We can now generalise this to assess the assumption that our treatment effect comes from $N(-1,0.1^2)$, by making a large number of draws from the normal distribution, and calculating survival at 5 years for each run, as follows:

```
. local Nsim = 200
. capture set obs `Nsim'
. //to store our predictions
. gen s5 = .
(686 missing values generated)
. //loop over Nsim draws
. set seed 13490 // <- don't forget!
. forvalues i=1/`Nsim' {
2. local draw = rnormal(-1,0.1)
3. mat b1[1,1] = `draw'
4. qui streg hormon, dist(weib) from(b1) iter(0) nohr
5. //double check our hormon coefficient matches the random draw
. assert [_t][hormon]==`draw'
6. //store new model object
. estimates store m1
7. //predict survival at 5 years
. predictms , models(m1) at1(hormon 1) survival timevar(tvar)
8. //store my new estimate
. qui replace s5 = _prob_at1_1_1[2] if _n==`i'
9. }
```

which gives us our distribution of estimates of $S(5)$:

```
. summarize s5
Variable | Obs Mean Std. Dev. Min Max
-------------+---------------------------------------------------------
s5 | 200 .7226256 .0244609 .65435 .7742
```

Hopefully that shows the basis for how to manipulate a fitted model in Stata. Any parameter can be altered, and any prediction can be obtained, I simply tricked `streg`

into turning it back into an `estimates`

object, which means we can use a post-estimation function, such as `predict`

or `predictms`

.

- I didn’t bother changing
`n()`

in my`predictms`

calls.
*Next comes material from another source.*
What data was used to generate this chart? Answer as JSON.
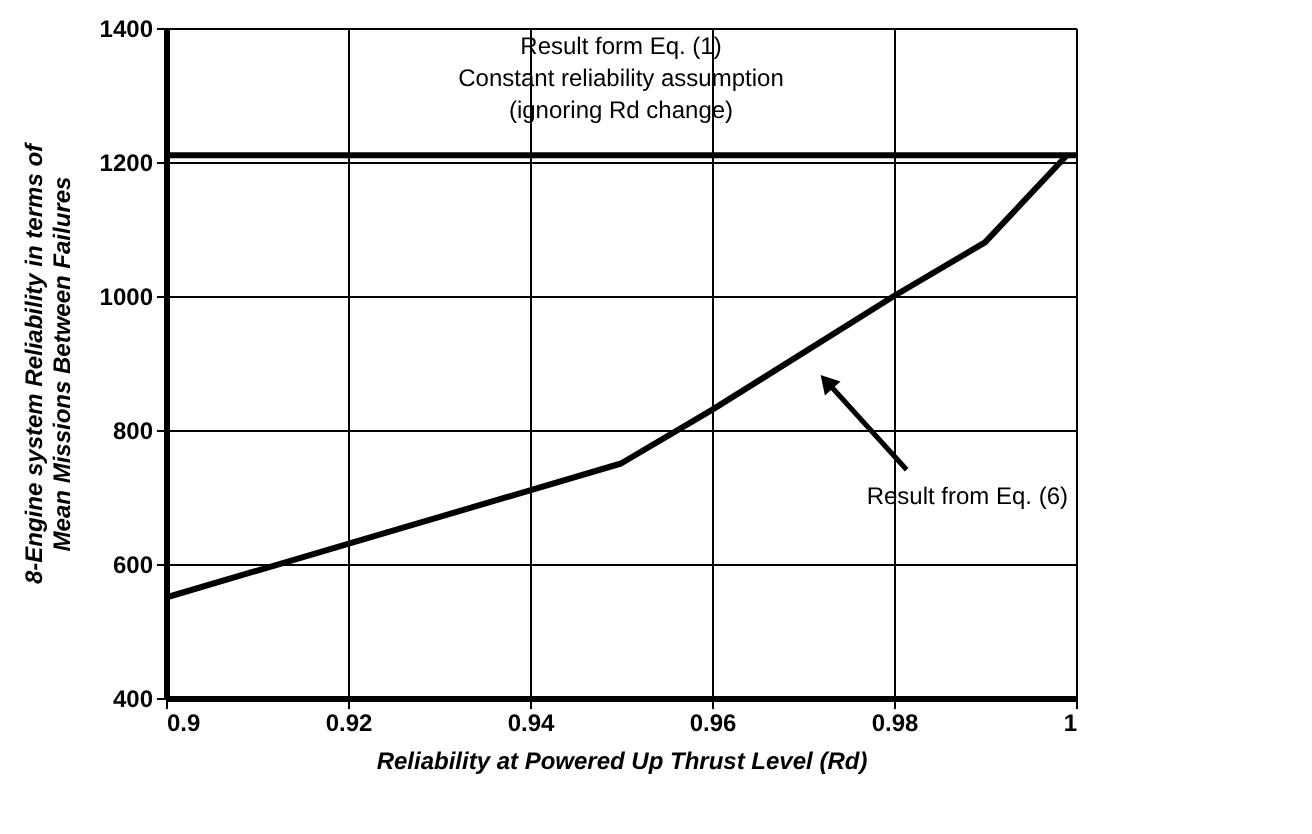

You should increase them to assess the impact of the simulation error, since the default method to calculate predictions is to use Monte Carlo simulation. - Next steps for PSA will be extracting the simulated times from
`predictms`

used to calculate the predictions, in order to apply costs to various components. I’ll add this in a future update.

**Reference**

Crowther MJ, Lambert PC. Parametric multi-state survival models: flexible modelling allowing transition-specific distributions with application to estimating clinically useful measures of effect differences. *Statistics in Medicine* 2017;36(29):4719-4742.